As the Chinese say, a man who makes a mistake and does not correct it makes another mistake. This should be born in mind by the DTI in its present review of the Construction Act
Well, well. A pat on the back for the DTI. The proposals for changes to “Construction Act adjudication and payment rules” are ever so well done. Mind you, it is a surprise that the changes will require the full apparatus of parliament – the intention being to change the primary act, instead of indulging in a little ministerial tinkering. That’s a serious point, not a minor whinge. If the act is to be changed and parliamentary time is to be made for it, there are important other matters that we ask for. Hitherto, most of us have not been giving thought to primary act changes. Let me come back to the implications.
But first this legal page has been, quietly and politely, shouting its bloomin’ head off about the “contracts in writing” rule. And lo, the first change is that all those rules are to go, vamoose. It will no longer be the case that “adjudication and the payment rules” only apply to “contracts in writing”.
Hooray. An awful lot of wasted money, wasted adjudicator and court time, has been spent fathoming quarrels about contracts. Once the act is changed it will apply to not only contracts in writing, but also that that are entirely oral, partly oral, and partly written, and those varied by oral agreement.
Wait, wait: the DTI in these latest proposals said it would apply to “contracts” of all hue. Please, please also include as “in scope” all “agreements” irrespective of whether they are “contracts”. Take a look at Bennett vs Inviron [January 2007]. It was an “agreement in writing” but not a “contract in writing”. It was, said the judge, an “equitable agreement” in writing. So, come on DTI, look at that. Go to the lengths of dealing with any old “agreement” to do building construction works. A “construction contract” shall mean any “agreement”, whether a contract or not.
Mind you, this change will not quite make the garden rosy. There will be a few quarrels about oral agreements. Do rehearse all that before you begin adjudication. If you are at odds about the existence of oral terms, that is another quarrel for a separate adjudication.

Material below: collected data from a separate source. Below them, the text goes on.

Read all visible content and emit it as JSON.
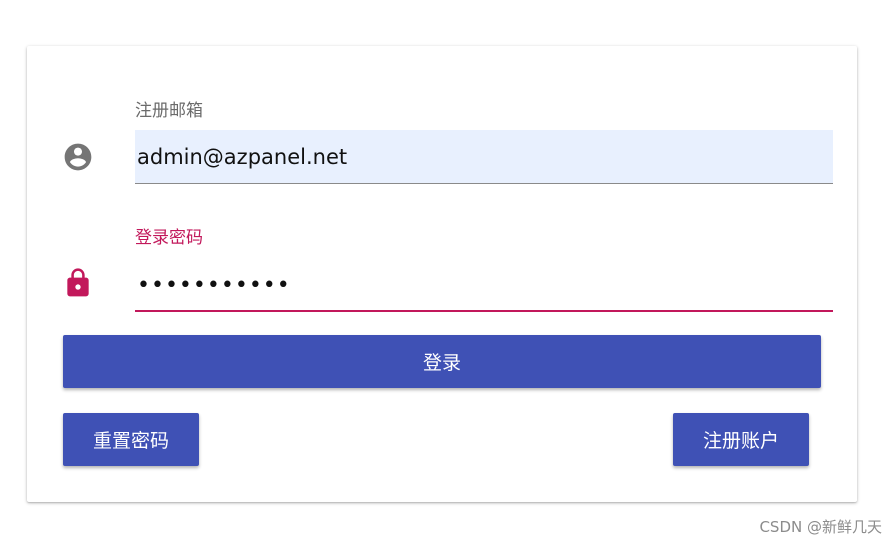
{
  "form": {
    "email": {
      "label": "注册邮箱",
      "value": "admin@azpanel.net",
      "icon": "account-circle-icon"
    },
    "password": {
      "label": "登录密码",
      "value": "•••••••••••",
      "icon": "lock-icon",
      "focused_color": "#c2185b"
    }
  },
  "buttons": {
    "login": "登录",
    "reset_password": "重置密码",
    "register": "注册账户",
    "color": "#3f51b5"
  },
  "watermark": "CSDN @新鲜几天"
}
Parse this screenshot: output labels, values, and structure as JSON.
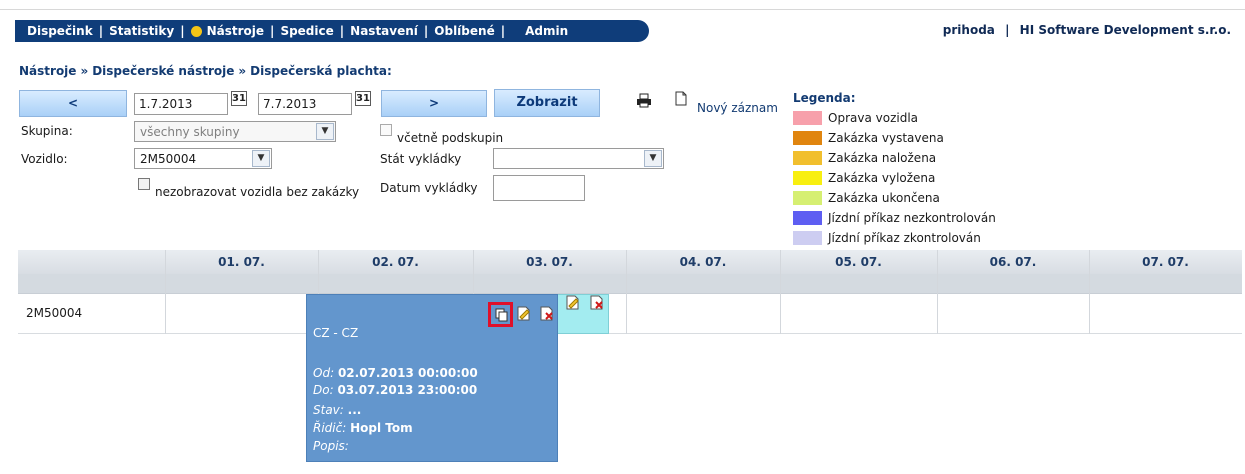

And all you non-lawyer adjudicators mug up on law of contract and equitable agreements.
And while parliament is spending a few minutes deleting the “contracts in writing” disaster would they add a few words in the primary act about the right to refer a dispute “arising under the contract”? Add “or in connection with the agreement/contract”? Why? Because on several occasions quarrels crop up regarding collateral agreements.
An awful lot of wasted money, adjudicator and court time has been spent fathoming quarrels about contracts
And, while parliament is spending a few minutes doing that, would it take a look at something that we have long allowed to engineers, architects and surveyors in the role of arbitrators? Please look at the Arbitration Act 1996 section 30 and let the adjudicator rule on their own jurisdiction. Responding parties taking jurisdiction points, with an eye to tactics after the adjudication, spend lunatic amounts of money. It will stop if adjudicators are empowered to decide jurisdiction.
And while parliament is spending those few minutes would it take a look at another “something”. Bring a rule into the primary act that anyone who proceeds with adjudication without raising timely objections to “the right to adjudicate”
loses the right to object. The same goes for anyone failing to object that the adjudication process is being improperly conducted.
There is more. Adopt section 56 of the Arbitration Act. It says, “the arbitrator may refuse to deliver their award to the parties except on full payment of the fees and expenses”. Why? Because there is a whole heap of losers in adjudication who enjoy not paying the adjudicator’s fees? So public money is spent suing. Easy, isn’t it?
And there is more. We boobed in 1996. The act forgot to deal with enforcement. Here is the crucial cost-saving line: “An award made by the adjudicator pursuant to an adjudication agreement may, by leave of the court, be enforced in the same manner as a judgment, or order of the court, to the same effect.”
That wording was on a bit of paper that slipped behind a radiator in the Palace of Westminster. But we found it! Come on parliament, save public money. Make the award an enforceable instrument. Don’t boob again.